I'm not convinced that being able to add certificates to one's agent yields any security problem. The authenticator is possession of the private key, and access to an agent socket is already approximately equivalent to that - an attacker could get equivalent results without ever touching the agent by grafting a certificate to an agent key themselves.

BTW, it is already possible to use specify certificates in ssh that will be used with keys from the agent of PKCS#11 tokens. Maybe this isn't needed at all?

Yes, the original patch is not needed anymore thanks to other improvements in openssh. We rolled out the changes in December 2018 and so far no complaints :)

Basically openssh gained support to sign certificates with private keys reachable via the ssh-agent, this works transparently with gpg-agent's ssh agent protocol implementation + an openpgp smartcard.

Also the ability to specify additional certificates on the command line solved the issue for us.
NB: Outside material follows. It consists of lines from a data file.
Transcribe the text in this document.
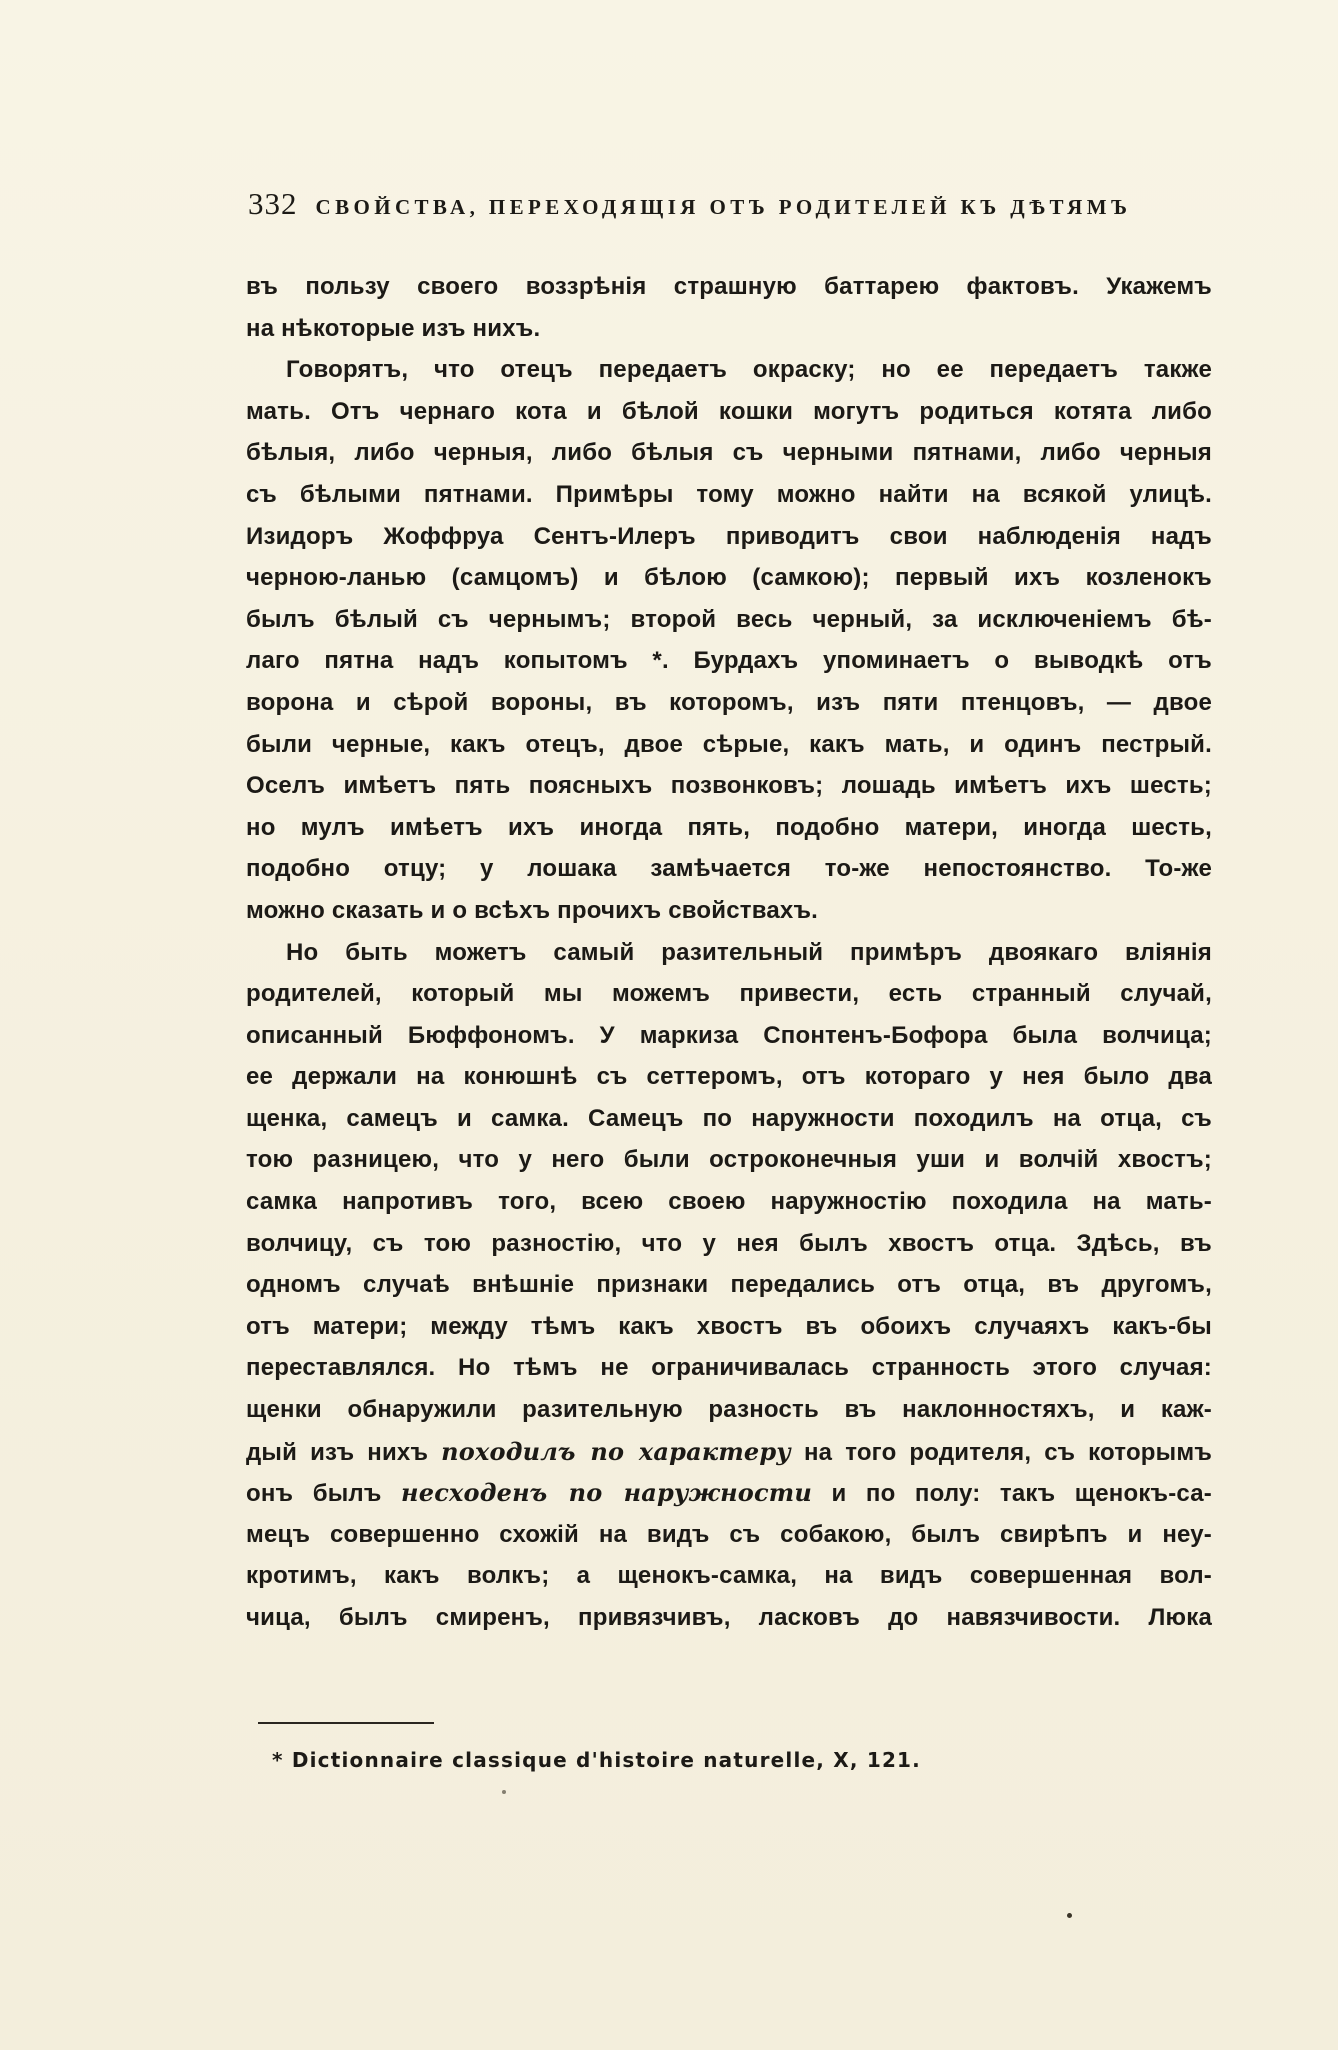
332 СВОЙСТВА, ПЕРЕХОДЯЩІЯ ОТЪ РОДИТЕЛЕЙ КЪ ДѢТЯМЪ
въ пользу своего воззрѣнія страшную баттарею фактовъ. Укажемъ
на нѣкоторые изъ нихъ.
Говорятъ, что отецъ передаетъ окраску; но ее передаетъ также
мать. Отъ чернаго кота и бѣлой кошки могутъ родиться котята либо
бѣлыя, либо черныя, либо бѣлыя съ черными пятнами, либо черныя
съ бѣлыми пятнами. Примѣры тому можно найти на всякой улицѣ.
Изидоръ Жоффруа Сентъ-Илеръ приводитъ свои наблюденія надъ
черною-ланью (самцомъ) и бѣлою (самкою); первый ихъ козленокъ
былъ бѣлый съ чернымъ; второй весь черный, за исключеніемъ бѣ-
лаго пятна надъ копытомъ *. Бурдахъ упоминаетъ о выводкѣ отъ
ворона и сѣрой вороны, въ которомъ, изъ пяти птенцовъ, — двое
были черные, какъ отецъ, двое сѣрые, какъ мать, и одинъ пестрый.
Оселъ имѣетъ пять поясныхъ позвонковъ; лошадь имѣетъ ихъ шесть;
но мулъ имѣетъ ихъ иногда пять, подобно матери, иногда шесть,
подобно отцу; у лошака замѣчается то-же непостоянство. То-же
можно сказать и о всѣхъ прочихъ свойствахъ.
Но быть можетъ самый разительный примѣръ двоякаго вліянія
родителей, который мы можемъ привести, есть странный случай,
описанный Бюффономъ. У маркиза Спонтенъ-Бофора была волчица;
ее держали на конюшнѣ съ сеттеромъ, отъ котораго у нея было два
щенка, самецъ и самка. Самецъ по наружности походилъ на отца, съ
тою разницею, что у него были остроконечныя уши и волчій хвостъ;
самка напротивъ того, всею своею наружностію походила на мать-
волчицу, съ тою разностію, что у нея былъ хвостъ отца. Здѣсь, въ
одномъ случаѣ внѣшніе признаки передались отъ отца, въ другомъ,
отъ матери; между тѣмъ какъ хвостъ въ обоихъ случаяхъ какъ-бы
переставлялся. Но тѣмъ не ограничивалась странность этого случая:
щенки обнаружили разительную разность въ наклонностяхъ, и каж-
дый изъ нихъ походилъ по характеру на того родителя, съ которымъ
онъ былъ несходенъ по наружности и по полу: такъ щенокъ-са-
мецъ совершенно схожій на видъ съ собакою, былъ свирѣпъ и неу-
кротимъ, какъ волкъ; а щенокъ-самка, на видъ совершенная вол-
чица, былъ смиренъ, привязчивъ, ласковъ до навязчивости. Люка
* Dictionnaire classique d'histoire naturelle, X, 121.
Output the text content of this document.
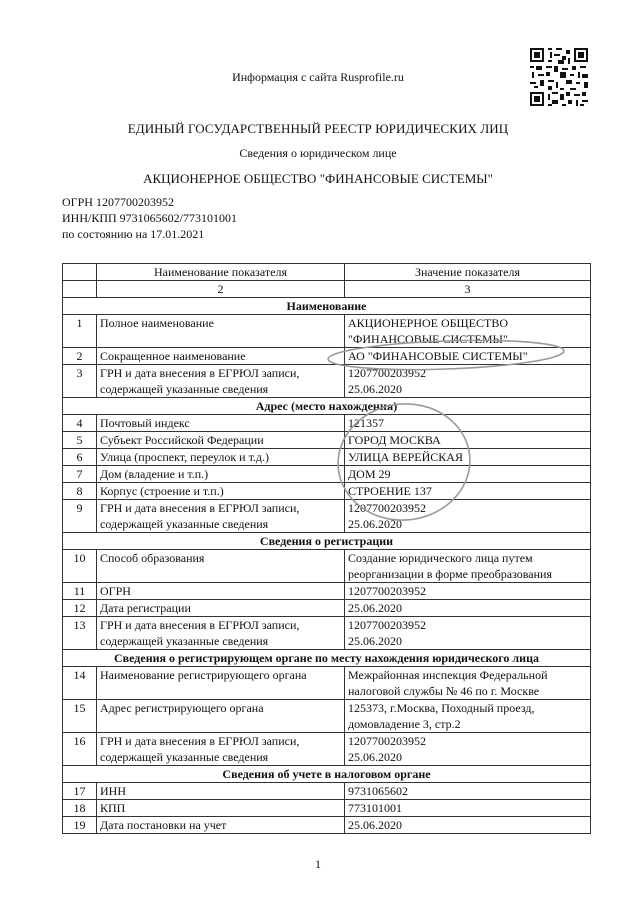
Информация с сайта Rusprofile.ru
ЕДИНЫЙ ГОСУДАРСТВЕННЫЙ РЕЕСТР ЮРИДИЧЕСКИХ ЛИЦ
Сведения о юридическом лице
АКЦИОНЕРНОЕ ОБЩЕСТВО "ФИНАНСОВЫЕ СИСТЕМЫ"
ОГРН 1207700203952
ИНН/КПП 9731065602/773101001
по состоянию на 17.01.2021
	Наименование показателя	Значение показателя
	2	3
Наименование		
1	Полное наименование	АКЦИОНЕРНОЕ ОБЩЕСТВО "ФИНАНСОВЫЕ СИСТЕМЫ"
2	Сокращенное наименование	АО "ФИНАНСОВЫЕ СИСТЕМЫ"
3	ГРН и дата внесения в ЕГРЮЛ записи, содержащей указанные сведения	1207700203952
25.06.2020

Адрес (место нахождения)		
4	Почтовый индекс	121357
5	Субъект Российской Федерации	ГОРОД МОСКВА
6	Улица (проспект, переулок и т.д.)	УЛИЦА ВЕРЕЙСКАЯ
7	Дом (владение и т.п.)	ДОМ 29
8	Корпус (строение и т.п.)	СТРОЕНИЕ 137
9	ГРН и дата внесения в ЕГРЮЛ записи, содержащей указанные сведения	1207700203952
25.06.2020

Сведения о регистрации		
10	Способ образования	Создание юридического лица путем реорганизации в форме преобразования
11	ОГРН	1207700203952
12	Дата регистрации	25.06.2020
13	ГРН и дата внесения в ЕГРЮЛ записи, содержащей указанные сведения	1207700203952
25.06.2020

Сведения о регистрирующем органе по месту нахождения юридического лица		
14	Наименование регистрирующего органа	Межрайонная инспекция Федеральной налоговой службы № 46 по г. Москве
15	Адрес регистрирующего органа	125373, г.Москва, Походный проезд, домовладение 3, стр.2
16	ГРН и дата внесения в ЕГРЮЛ записи, содержащей указанные сведения	1207700203952
25.06.2020

Сведения об учете в налоговом органе		
17	ИНН	9731065602
18	КПП	773101001
19	Дата постановки на учет	25.06.2020
1
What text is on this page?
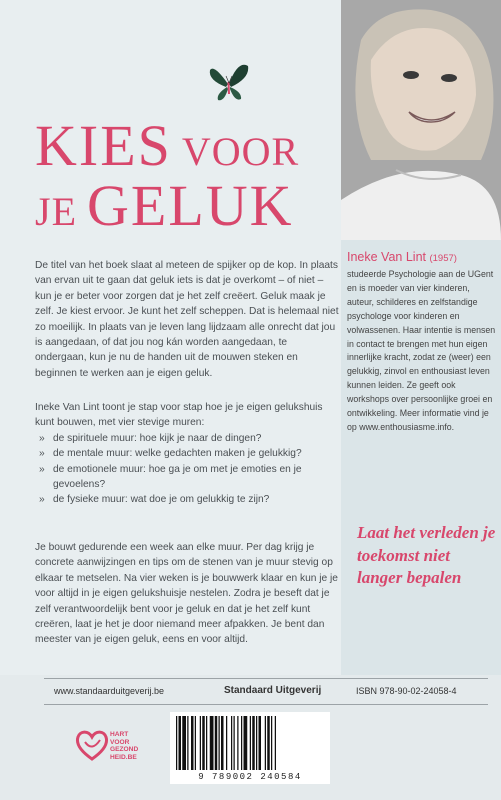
KIES VOOR
JE GELUK
De titel van het boek slaat al meteen de spijker op de kop. In plaats van ervan uit te gaan dat geluk iets is dat je overkomt – of niet – kun je er beter voor zorgen dat je het zelf creëert. Geluk maak je zelf. Je kiest ervoor. Je kunt het zelf scheppen. Dat is helemaal niet zo moeilijk. In plaats van je leven lang lijdzaam alle onrecht dat jou is aangedaan, of dat jou nog kán worden aangedaan, te ondergaan, kun je nu de handen uit de mouwen steken en beginnen te werken aan je eigen geluk.
Ineke Van Lint toont je stap voor stap hoe je je eigen gelukshuis kunt bouwen, met vier stevige muren:
» de spirituele muur: hoe kijk je naar de dingen?
» de mentale muur: welke gedachten maken je gelukkig?
» de emotionele muur: hoe ga je om met je emoties en je gevoelens?
» de fysieke muur: wat doe je om gelukkig te zijn?
Je bouwt gedurende een week aan elke muur. Per dag krijg je concrete aanwijzingen en tips om de stenen van je muur stevig op elkaar te metselen. Na vier weken is je bouwwerk klaar en kun je je voor altijd in je eigen gelukshuisje nestelen. Zodra je beseft dat je zelf verantwoordelijk bent voor je geluk en dat je het zelf kunt creëren, laat je het je door niemand meer afpakken. Je bent dan meester van je eigen geluk, eens en voor altijd.
Ineke Van Lint (1957)
studeerde Psychologie aan de UGent en is moeder van vier kinderen, auteur, schilderes en zelfstandige psychologe voor kinderen en volwassenen. Haar intentie is mensen in contact te brengen met hun eigen innerlijke kracht, zodat ze (weer) een gelukkig, zinvol en enthousiast leven kunnen leiden. Ze geeft ook workshops over persoonlijke groei en ontwikkeling. Meer informatie vind je op www.enthousiasme.info.
Laat het verleden je toekomst niet langer bepalen
www.standaarduitgeverij.be	Standaard Uitgeverij	ISBN 978-90-02-24058-4
HART
VOOR
GEZOND
HEID.BE
9 789002 240584
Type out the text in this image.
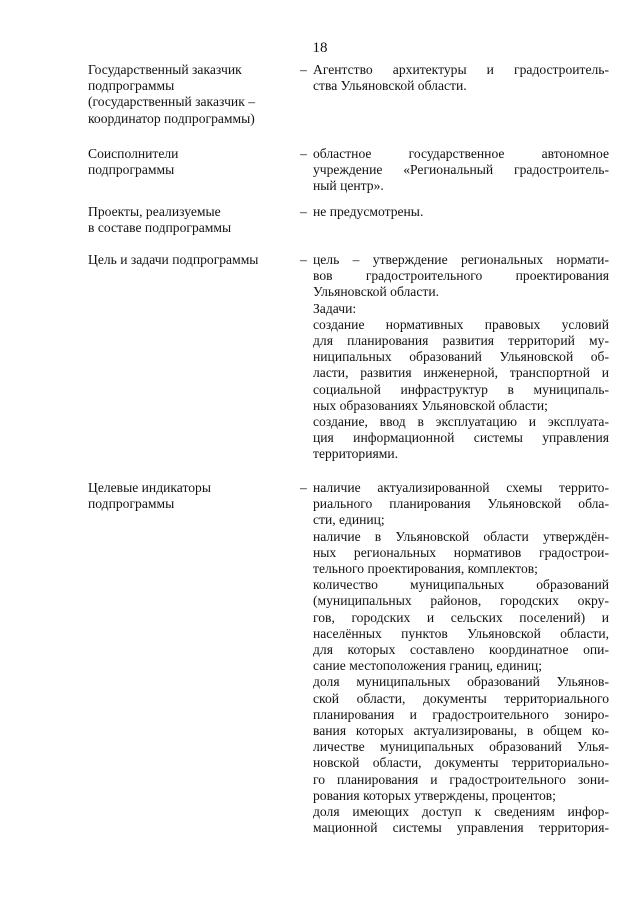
18
Государственный заказчик
подпрограммы
(государственный заказчик –
координатор подпрограммы)
– Агентство архитектуры и градостроитель-
ства Ульяновской области.
Соисполнители
подпрограммы
– областное государственное автономное
учреждение «Региональный градостроитель-
ный центр».
Проекты, реализуемые
в составе подпрограммы
– не предусмотрены.
Цель и задачи подпрограммы	– цель – утверждение региональных нормати-
вов градостроительного проектирования
Ульяновской области.
Задачи:
создание нормативных правовых условий
для планирования развития территорий му-
ниципальных образований Ульяновской об-
ласти, развития инженерной, транспортной и
социальной инфраструктур в муниципаль-
ных образованиях Ульяновской области;
создание, ввод в эксплуатацию и эксплуата-
ция информационной системы управления
территориями.
Целевые индикаторы
подпрограммы
– наличие актуализированной схемы террито-
риального планирования Ульяновской обла-
сти, единиц;
наличие в Ульяновской области утверждён-
ных региональных нормативов градострои-
тельного проектирования, комплектов;
количество муниципальных образований
(муниципальных районов, городских окру-
гов, городских и сельских поселений) и
населённых пунктов Ульяновской области,
для которых составлено координатное опи-
сание местоположения границ, единиц;
доля муниципальных образований Ульянов-
ской области, документы территориального
планирования и градостроительного зониро-
вания которых актуализированы, в общем ко-
личестве муниципальных образований Улья-
новской области, документы территориально-
го планирования и градостроительного зони-
рования которых утверждены, процентов;
доля имеющих доступ к сведениям инфор-
мационной системы управления территория-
I was about the write that we will abandon the patch since it's no longer needed with a recent openssh.

Hi!

Im sorry but Im not really following. 

If I have a private key loaded from a PKCS#11 token, how do I load the corresponding certificate into the agent? Cant find anything about it in the ssh-add manual.

Thanks for your help.

/Peter.

From what I understand, currently the ssh-agent can work with certificate keys that are available locally to the client.

The issue is that they can not be added to the agent with the keys on smartcard so both of them could be atomically forwarded to be used on remote hosts, which was one of the requests in this bug (comment #11).

Clearly updating this will require updating also the ssh-agent protocol [1] and other tools talking this protocol if we do not want to break time (draft is already expired). The question is if is reasonable to extend the protocol this way or the extension negotiation mechanism (since it is available) should be used. The protocol is already used for a long time, but no official RFC is out so 

[1] https://tools.ietf.org/html/draft-miller-ssh-agent-02

Yes, thats what I do today. I distribute my certificate files so that are available locally on all machines that I need it. But thats not a very scalable solution.

If you are using a combination of PKCS#11 tokens, agent forwarding and certificates this is to my knowledge to only way to go for the moment.